# Meanwhile at Amazon.......



## HistoryHound (Aug 30, 2008)

Amazon is selling Blue Lives Murder merchandise. I bitched them out 4 days ago, my daughter last night and several of her coworkers (which shows not all liberals are insane) have over the past few days. They have given everyone the "we're looking into it" stock response. I also followed up with cancelling all my auto ship items just to prove I wasn't bluffing. (Yes I know my few thousand dollars a year don't matter to them, but it matters to me.) It dos appear that we're making some headway since I could only find the shirts this morning.


----------



## Sooty (Nov 1, 2018)

That's disgusting.


----------



## mpd61 (Aug 7, 2002)

*What can you say about a corporation that has a penis for a logo*


----------



## CCCSD (Jul 30, 2017)

Dukes of Hazzard getting chopped. Racist car and all that...


----------



## Goose (Dec 1, 2004)

CCCSD said:


> Dukes of Hazzard getting chopped.

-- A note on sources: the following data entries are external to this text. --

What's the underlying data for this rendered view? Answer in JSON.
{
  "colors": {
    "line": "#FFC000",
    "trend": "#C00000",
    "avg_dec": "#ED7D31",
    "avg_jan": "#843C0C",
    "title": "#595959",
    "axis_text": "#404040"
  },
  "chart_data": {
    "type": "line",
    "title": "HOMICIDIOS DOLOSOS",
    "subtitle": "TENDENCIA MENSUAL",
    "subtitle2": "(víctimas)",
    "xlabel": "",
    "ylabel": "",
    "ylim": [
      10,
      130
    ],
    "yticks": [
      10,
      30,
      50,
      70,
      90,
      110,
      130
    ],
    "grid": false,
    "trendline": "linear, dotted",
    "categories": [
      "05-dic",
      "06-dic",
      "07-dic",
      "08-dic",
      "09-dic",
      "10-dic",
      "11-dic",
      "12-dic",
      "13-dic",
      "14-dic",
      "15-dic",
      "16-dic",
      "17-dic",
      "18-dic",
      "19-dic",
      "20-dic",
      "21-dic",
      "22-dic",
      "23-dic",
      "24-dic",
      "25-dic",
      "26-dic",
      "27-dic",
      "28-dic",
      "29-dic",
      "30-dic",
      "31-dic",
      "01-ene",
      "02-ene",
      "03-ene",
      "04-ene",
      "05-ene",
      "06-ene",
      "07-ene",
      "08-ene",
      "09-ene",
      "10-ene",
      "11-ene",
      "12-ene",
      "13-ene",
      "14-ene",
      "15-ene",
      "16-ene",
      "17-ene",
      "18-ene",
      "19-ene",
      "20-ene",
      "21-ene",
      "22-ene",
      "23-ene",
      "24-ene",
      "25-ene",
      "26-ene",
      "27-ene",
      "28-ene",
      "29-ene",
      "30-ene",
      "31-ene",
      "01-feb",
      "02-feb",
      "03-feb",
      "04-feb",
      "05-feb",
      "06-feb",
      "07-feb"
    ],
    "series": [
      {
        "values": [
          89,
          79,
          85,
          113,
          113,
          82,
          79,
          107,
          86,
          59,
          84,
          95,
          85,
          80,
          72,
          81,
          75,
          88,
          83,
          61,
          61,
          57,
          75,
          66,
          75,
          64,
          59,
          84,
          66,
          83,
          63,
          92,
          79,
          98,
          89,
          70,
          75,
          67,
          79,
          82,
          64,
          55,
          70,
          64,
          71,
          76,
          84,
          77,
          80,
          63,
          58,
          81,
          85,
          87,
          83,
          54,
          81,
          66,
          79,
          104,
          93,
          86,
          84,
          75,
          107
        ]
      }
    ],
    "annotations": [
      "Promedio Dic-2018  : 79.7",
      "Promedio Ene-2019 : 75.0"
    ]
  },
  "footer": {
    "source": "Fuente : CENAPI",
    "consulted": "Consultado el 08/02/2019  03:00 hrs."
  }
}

Racist car and all that...


I think they took the flag off the roof for the movie.


----------



## RodneyFarva (Jan 18, 2007)

Goose said:


> I think they took the flag off the roof for the movie.


They played into it.


----------



## Kilvinsky (Jan 15, 2007)

mpd61 said:


> *What can you say about a corporation that has a penis for a logo*


*I KNEW I wasn't the only one who noticed that!*


----------



## HistoryHound (Aug 30, 2008)

Update: After another chat with customer service last night it appears that Amazon has removed all of the items.


----------